Bis vor fünf Jahren hatten auch die Naturschutzverbände im Fünfjahresabstand sog. "Nationalparkbilanzen" veröffentlicht, zum 20. Jahrestag sind die Verbände bisher nicht öffentlich mit einer Bewertung zum Nationalparkjubiläum in Erscheinung getreten.
Nach wie vor gelten die Defizite, die die Naturschutzverbände noch bis vor 5 Jahren in der damaligen Nationalparkbilanz geäußert hatten:
- Miesmuschelfang von Wildmuschelbänken und deren Zerstörung
- keine Fischerei-Schutzzonen mit Fangbeschränkungen
- kaum Beschränkungen für die Landwirtschaft im Innen- und Außendeichbereich
- immer noch Zulässigkeit der Jagd auf den Inseln und im Deichvorland des Festlandes, auch in den strengsten Schutzzonen, den Ruhezonen
- keine gesetzlichen Mindestflughöhen über dem Schutzgebiet
- großzügige Befahrensregelung für Sportboote
- nach wie vor Bodenschatzexplorationen mit Sprengungen
- kein Nationalparkplan mit festgelegten Entwicklungszielen
- keine Einbeziehung der Flussmünden von Ems, Elbe und Weser in den Nationalpark
- unzureichender Schutz des Nationalparks vor Kabel- und Leitungstrassenneubau
- Offshore-Windparkplanungen im Wattenmeer an der Nationalparkgrenze bei Borkum und vor Cuxhaven
- unkontrollierter Massentourismus ohne ausreichende Kontrolle in der Fläche
- nur sieben hauptamtliche Nationalparkwächter ohne Boote und Fahrzeuge und vor allem ohne Kompetenzen auf 280.000 Hektar Fläche
Heute kommen die Einsparungen bei den Nationalparkhäusern dazu, die damit ihren unbestritten hervorragend ausgeführten Informations- und Bildungsauftrag unter Abstrichen bei den Personal- und Sachkosten nur eingeschränkt weiterführen können.

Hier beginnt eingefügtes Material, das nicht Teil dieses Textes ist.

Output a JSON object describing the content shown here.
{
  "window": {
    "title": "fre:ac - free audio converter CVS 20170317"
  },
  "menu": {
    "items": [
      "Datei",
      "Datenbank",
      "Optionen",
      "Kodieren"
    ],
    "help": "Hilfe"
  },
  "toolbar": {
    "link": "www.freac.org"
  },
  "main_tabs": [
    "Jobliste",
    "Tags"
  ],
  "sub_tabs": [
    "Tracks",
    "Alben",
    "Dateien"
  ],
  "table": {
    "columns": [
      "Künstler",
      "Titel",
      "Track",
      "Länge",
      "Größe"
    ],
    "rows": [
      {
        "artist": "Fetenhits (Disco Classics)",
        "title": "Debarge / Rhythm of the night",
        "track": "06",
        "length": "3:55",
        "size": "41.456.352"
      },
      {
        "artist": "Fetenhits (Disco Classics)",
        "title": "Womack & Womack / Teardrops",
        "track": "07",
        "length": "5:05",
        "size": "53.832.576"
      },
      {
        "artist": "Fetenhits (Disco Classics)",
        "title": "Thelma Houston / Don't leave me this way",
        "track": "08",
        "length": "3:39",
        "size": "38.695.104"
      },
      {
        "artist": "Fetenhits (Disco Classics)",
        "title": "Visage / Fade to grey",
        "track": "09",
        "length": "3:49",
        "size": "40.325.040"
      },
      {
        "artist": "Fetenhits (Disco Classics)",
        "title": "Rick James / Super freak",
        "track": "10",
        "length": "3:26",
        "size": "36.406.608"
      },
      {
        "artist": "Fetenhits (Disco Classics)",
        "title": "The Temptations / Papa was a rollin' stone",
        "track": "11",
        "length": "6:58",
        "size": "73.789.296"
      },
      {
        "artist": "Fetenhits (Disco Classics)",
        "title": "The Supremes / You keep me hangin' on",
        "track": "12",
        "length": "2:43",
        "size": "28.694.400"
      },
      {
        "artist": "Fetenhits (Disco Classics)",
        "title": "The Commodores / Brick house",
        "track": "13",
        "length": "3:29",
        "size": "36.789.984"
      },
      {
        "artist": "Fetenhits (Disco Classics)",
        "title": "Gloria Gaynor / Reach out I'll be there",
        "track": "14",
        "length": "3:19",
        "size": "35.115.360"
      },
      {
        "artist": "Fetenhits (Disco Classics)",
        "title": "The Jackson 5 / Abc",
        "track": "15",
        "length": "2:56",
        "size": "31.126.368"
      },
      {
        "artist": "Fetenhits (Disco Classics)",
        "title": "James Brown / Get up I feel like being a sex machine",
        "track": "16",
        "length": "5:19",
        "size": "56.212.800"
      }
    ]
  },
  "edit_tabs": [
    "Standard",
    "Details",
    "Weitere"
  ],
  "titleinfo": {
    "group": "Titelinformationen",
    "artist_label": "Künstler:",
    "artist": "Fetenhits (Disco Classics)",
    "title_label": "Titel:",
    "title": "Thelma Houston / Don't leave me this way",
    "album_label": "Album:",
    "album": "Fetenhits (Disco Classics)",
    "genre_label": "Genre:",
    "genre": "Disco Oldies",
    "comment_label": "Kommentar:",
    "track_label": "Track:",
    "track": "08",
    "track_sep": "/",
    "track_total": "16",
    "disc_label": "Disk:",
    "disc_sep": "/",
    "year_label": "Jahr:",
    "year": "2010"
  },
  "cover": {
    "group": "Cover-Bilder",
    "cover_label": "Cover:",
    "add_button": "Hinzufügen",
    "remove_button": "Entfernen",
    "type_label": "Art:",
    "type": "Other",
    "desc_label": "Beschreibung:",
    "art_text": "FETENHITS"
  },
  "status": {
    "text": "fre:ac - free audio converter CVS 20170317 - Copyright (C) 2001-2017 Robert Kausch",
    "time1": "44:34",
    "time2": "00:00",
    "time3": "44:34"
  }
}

Positiv ist allein die Beendigung der Herzmuschelfischerei und der Wattenjagd sowie die, wenn auch eingeschränkte, Information über das Schutzgebiet zu bewerten.

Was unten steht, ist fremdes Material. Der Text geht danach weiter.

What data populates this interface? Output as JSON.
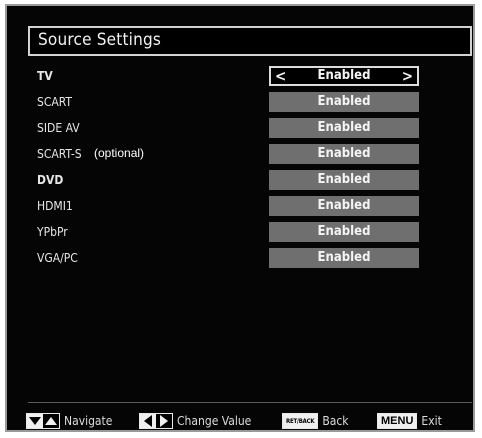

Der Wattenrat sieht die Nationalparkverwaltung nach der Zerschlagung des Niedersächsischen Landesamtes für Ökologie (NLÖ) und nach der Eingliederung der Landesnaturschutzverwaltung in die Küstenschutztbehörde NLWKN überwiegend als Dienstleister für die Tourismusindustrie, nicht aber als offensive Naturschutzbehörde.

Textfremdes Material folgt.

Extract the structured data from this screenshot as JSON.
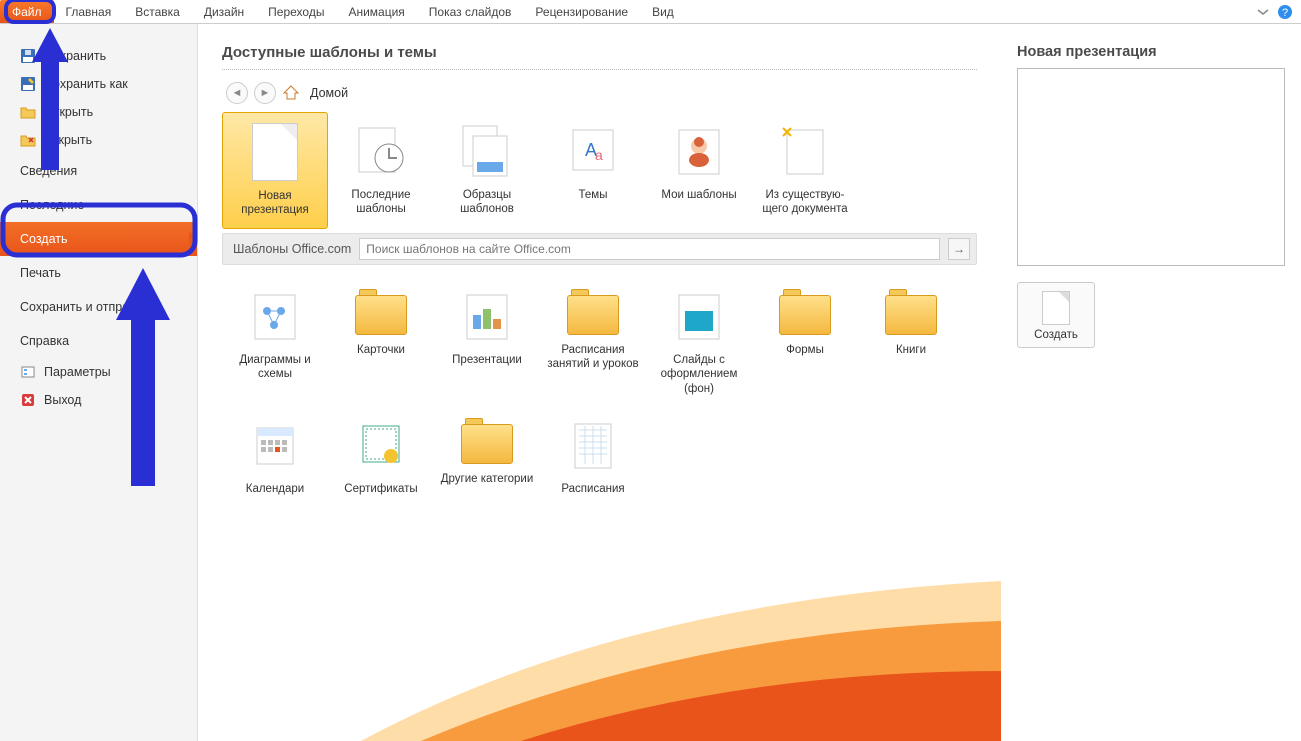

Es wird in der regierungsamtlichen Propaganda auch verschwiegen, dass nach der Gesetzesnovellierung des Nationalparkgesetzes 2001 fast 90 Schutzbereiche auf Drängen der Tourismusindustrie aus dem Nationalpark herausgenommen wurden. Dagegen hatte der Wattenrat bei der EU-Kommission wegen Verletzung der FFH- und Vogelschutzrichtlinie Beschwerde eingelegt. Die Beschwerde wurde angenommen und in ein laufendes Vertragsverletzungsverfahren gegen Deutschland eingearbeitet. International ist dieser Nationalpark wegen der vielen Defizite immer noch nicht nach den Standards der International Union for Conservation of Nature (IUCN) anerkannt. Die angestrebte Anerkennung als UNESCO-Weltnaturerbe wird ausschließlich als Marketing-Instrument der Tourismuswirtschaft von der Landesregierung betrieben, obwohl die UNESCO deutlich mehr Schutzstandards fordert. Dieser Nationalpark, so der Wattenrat, ist eigentlich gar keiner. Er ist nach wie vor überwiegend ein Freizeitpark im Dienste der Tourismusindustrie mit grünem Anstrich.